Good luck! I love beautiful lawns, but here in Maine you have to sacrifice the nice lawns because of the cold winter. Best of luck!

d.a.r. said...

Oh please take pictures when things are bloomin'! I have such a black thumb, everything dies!! So, I need to live vicariously :)

jlc said...

You are so much like my husband!! He's obsessed with gardening and such. His thumb is truly green.

Post Tenebras Lux said...

Hurray! It sounds beautiful.

said...

How exciting to plan (and plant) for his homecoming!! Definitely take photos of your hard work!

jlc said...

Hey you,

I got your message before and I just wanted to say... I hope you never feel that way about these past several months. I know it sucks. It really does. And there's nothing anyone can do about it. It takes a ton of effort to always see the glass half empty, but you kinda have to..... It's that or make yourself miserable. You know?

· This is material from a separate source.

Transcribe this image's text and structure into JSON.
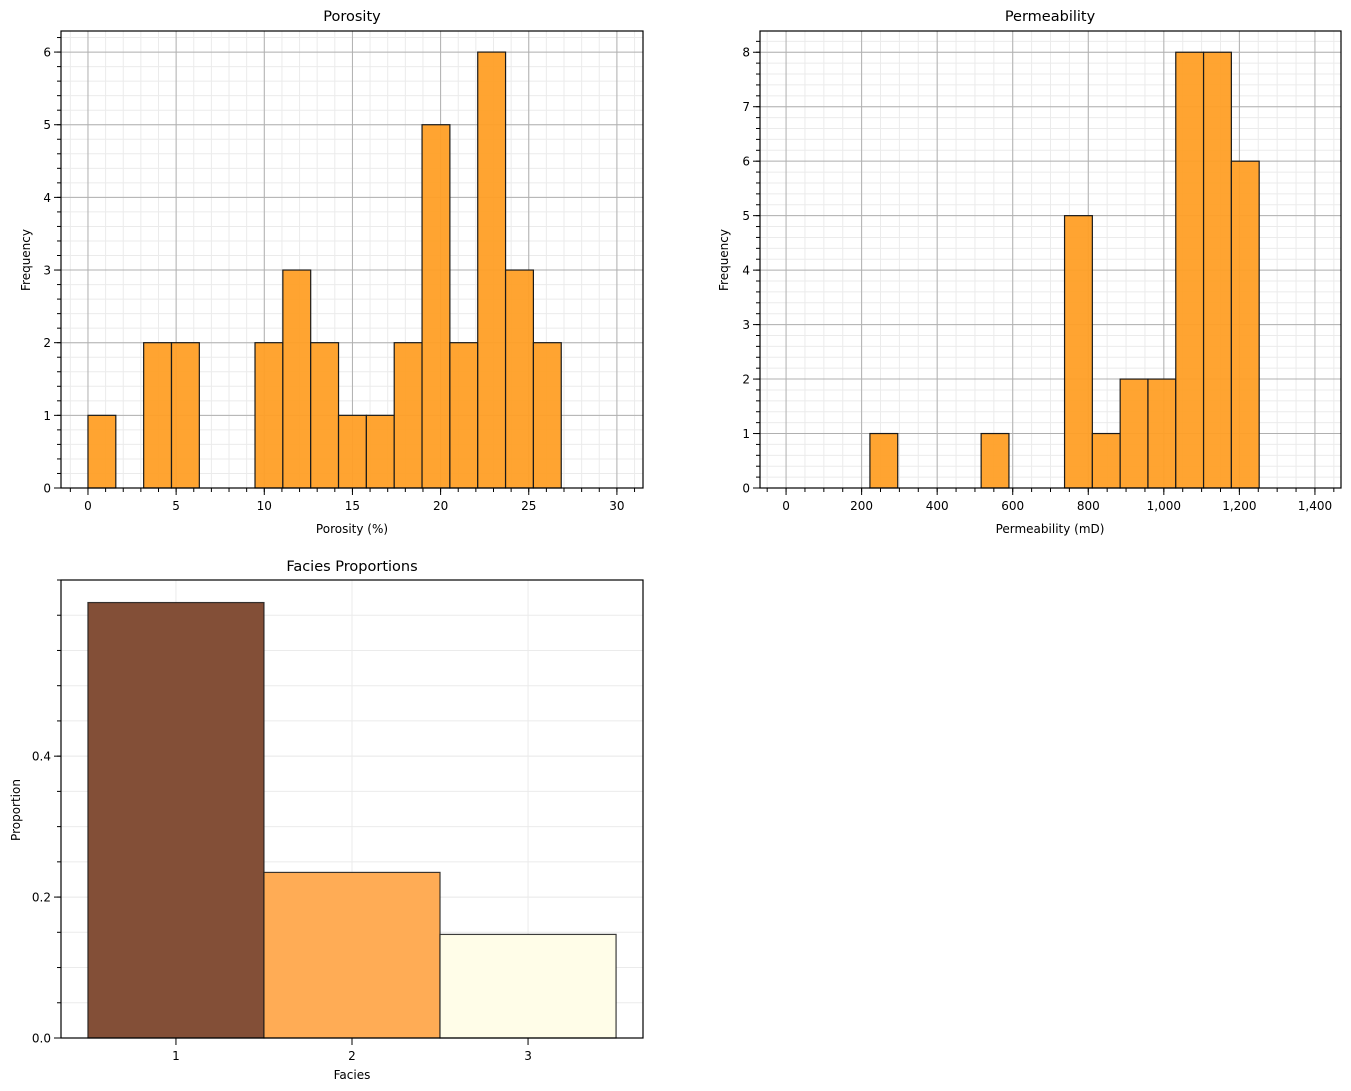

If you ever need to email me you can. I'm always willing to chat.

Hope you're week is going well!!

jlc said...

Andddd of course I naturally make a typo. Haha. Half FULL ....... definitely doesn't take any effort to see something half empty. That's always too easy... ;)

Caitlin said...

Thanks for your opinion :) It has one big woodstove and then our apartment has its own, in case the big one isn't enough. I hate making such big decisions so I appreciate advice.